# init repo notebook
!git clone https://github.com/rramosp/ppdl.git > /dev/null 2> /dev/null
!mv -n ppdl/content/init.py ppdl/content/local . 2> /dev/null
!pip install -r ppdl/content/requirements.txt > /dev/null

LAB 05.02.02#

In this laboratory you’ll implement a Bayesian model for an unfair dice.

## Ignore this cell
!pip install ppdl==0.1.5 rlxmoocapi==0.1.0 --quiet
import inspect
from rlxmoocapi import submit, session
course_id = "ppdl.v1"
endpoint = "https://m5knaekxo6.execute-api.us-west-2.amazonaws.com/dev-v0001/rlxmooc"
lab = "L05.02.02"

Log-in with your username and password:

session.LoginSequence(
    endpoint=endpoint,
    course_id=course_id,
    lab_id=lab,
    varname="student"
    );

First, let us import the required libraries:

import numpy as np
import matplotlib.pyplot as plt
from itertools import product
from collections import Counter

Suppose you bought a dice from a store and you rolled it, however, the results make you suspect that the dice is tricked and has some kind of bias.

You decided to measure which face appeared on 100 trials and recorded the results:

results = {1: 16, 2: 16, 3: 16, 4: 16, 5: 16, 6: 20}
fig, ax = plt.subplots(figsize=(10, 7))
ax.bar(results.keys(), results.values())
ax.set_xlabel("Face")
ax.set_ylabel("Counts")

You noted that your dice could be biased, after calling the manufacturer they told that it may be a problem with the manufacturing machine. They provided the following information:

  • The dices are ensambled from two different materials: material A which is twice as heavier than material B.

  • Each dice is ensambled from different independent faces, and each face is produced with different processes and machines).

  • The manufacturer said that the probability of failure (at least 1 face is from a different material) is 0.05.

Using this information, you decided to perform a Bayesian modeling for the dice. First, the prior distribution:

Task 1#

Implement the prior function to compute the prior value for different combinations of materials.

HINT: your prior function must be a valid probability distribution, therefore, it must satisfy that:

\[ \sum_{\mathbf{m}} P(\mathbf{m}) = 1 \]
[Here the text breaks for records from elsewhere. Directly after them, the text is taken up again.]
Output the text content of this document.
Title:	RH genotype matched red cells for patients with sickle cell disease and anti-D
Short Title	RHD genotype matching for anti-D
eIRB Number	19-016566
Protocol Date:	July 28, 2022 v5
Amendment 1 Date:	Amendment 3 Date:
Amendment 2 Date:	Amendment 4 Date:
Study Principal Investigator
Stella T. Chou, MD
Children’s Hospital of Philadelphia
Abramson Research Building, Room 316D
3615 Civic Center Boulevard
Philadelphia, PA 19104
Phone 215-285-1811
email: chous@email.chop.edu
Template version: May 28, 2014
Where \(\mathbf{m}\) is a combination of materials for each face, e.g., \(\mathbf{m} = ("A", "B", "A", "B", "A", "A")\)

def prior(materials):
    ...

You can use the following cell to validate if your prior implementation is correct:

prior_sum = sum(
        prior({
            face + 1: material
            for face, material in enumerate(combination)
            })
        for combination in product(*("AB" for _ in range(6)))
        )
assert np.allclose(1, prior_sum)
student.submit_task(namespace=globals(), task_id="T1");

Task 2#

Implement the likelihood function \(P(\mathbf{x} | \mathbf{m})\) as a categorical distribution with the following conditions:

  • If all the faces have the same material, then the distribution is uniform.

  • If a face is from material A, then its probability is two times the probability of any face from material B.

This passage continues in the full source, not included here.